Section 5.04(a) General.  For any Participant with an Account in this Plan on the Date of Divestiture, any Stock Unit in which such Participant’s prior Account balance was deemed invested shall continue to be invested in a specified number of Arcosa Stock Units as determined under the appropriate formula relating to the Spin Transaction.
Section 5.04(b).
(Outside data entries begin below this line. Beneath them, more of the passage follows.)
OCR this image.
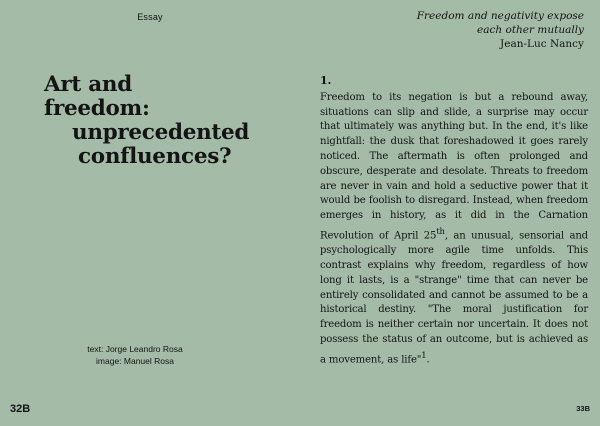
Essay
Art and
freedom:
unprecedented
confluences?
text: Jorge Leandro Rosa
image: Manuel Rosa
32B
Freedom and negativity expose
each other mutually
Jean-Luc Nancy
1.

Freedom to its negation is but a rebound away, situations can slip and slide, a surprise may occur that ultimately was anything but. In the end, it's like nightfall: the dusk that foreshadowed it goes rarely noticed. The aftermath is often prolonged and obscure, desperate and desolate. Threats to freedom are never in vain and hold a seductive power that it would be foolish to disregard. Instead, when freedom emerges in history, as it did in the Carnation Revolution of April 25th, an unusual, sensorial and psychologically more agile time unfolds. This contrast explains why freedom, regardless of how long it lasts, is a "strange" time that can never be entirely consolidated and cannot be assumed to be a historical destiny. "The moral justification for freedom is neither certain nor uncertain. It does not possess the status of an outcome, but is achieved as a movement, as life"$^1$.

33B
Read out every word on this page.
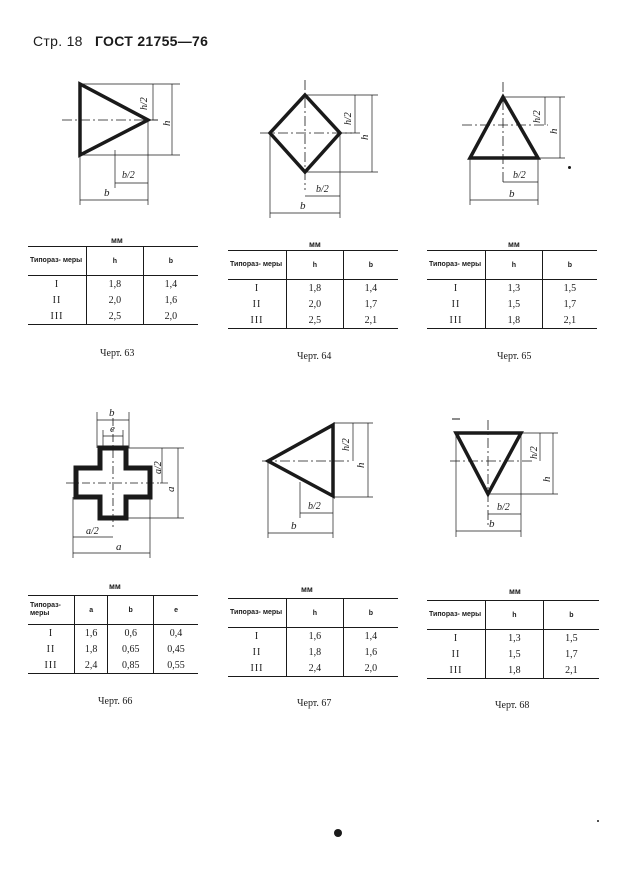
Стр. 18 ГОСТ 21755—76
h/2
h
b/2
b
h/2
h
b/2
b
h/2
h
b/2
b
b
e
a/2
a
a/2
a
h/2
h
b/2
b
h/2
h
b/2
b
мм	мм	мм
мм	мм	мм
Типораз- меры	h	b
I	1,8	1,4
II	2,0	1,6
III	2,5	2,0
Черт. 63
Типораз- меры	h	b
I	1,8	1,4
II	2,0	1,7
III	2,5	2,1
Черт. 64
Типораз- меры	h	b
I	1,3	1,5
II	1,5	1,7
III	1,8	2,1
Черт. 65
Типораз- меры	a	b	e
I	1,6	0,6	0,4
II	1,8	0,65	0,45
III	2,4	0,85	0,55
Черт. 66
Типораз- меры	h	b
I	1,6	1,4
II	1,8	1,6
III	2,4	2,0
Черт. 67
Типораз- меры	h	b
I	1,3	1,5
II	1,5	1,7
III	1,8	2,1
Черт. 68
Investment in Stock Units.  
(2)        For purposes of calculating the number of Arcosa Stock Units credited or deemed credited to a Participant’s Account pursuant to Exhibit B Section 5.04(a) above on the Date of Divestiture, the Participant received a number of Arcosa Stock Units based on the number of Trinity Stock Units held by such Participant on the Date of Divestiture and as determined using such distribution ratio that is consistent with how all Trinity shareholders were treated in the Spin Transaction with such ratio declared by the Board of Directors prior to the Date of Divestiture.   To the extent a Participant, has any investment of his Account in Arcosa Stock Units, he may, after the Date of Divestiture, elect, at any time and from time to time, to change such investment election and make alternative investments in substitution therefore.  The following limitations apply to a Participant’s right to direct that his Account be invested in Arcosa Stock Units:
(i)         A Participant may not make an election to allocate any future contributions to investment in Arcosa Stock Units.  
(ii)        A Participant may not take any action with respect to the investment of the Account that would result in an increase in the portion of the Account so invested in Arcosa Stock Units  and
(iii)       In the event of any dilution or other adjustment, any Arcosa Stock Units allocated to the Account of such Participant (or Former Participant or Beneficiary) shall continue to be adjusted as provided under paragraph (e) of Section 5.04 of the Plan.
(3)        Participants will have until December 31, 2020 to evaluate the Plan’s fund line up and select where assets currently invested in Arcosa Stock Units should be deemed to be invested.  If after December 31, 2020, any Arcosa Stock Units remain as a deemed investment in a Participant’s Account, such Arcosa Stock Units will be liquidated and the proceeds deemed to be invested in an appropriate investment alternative as selected by the Committee.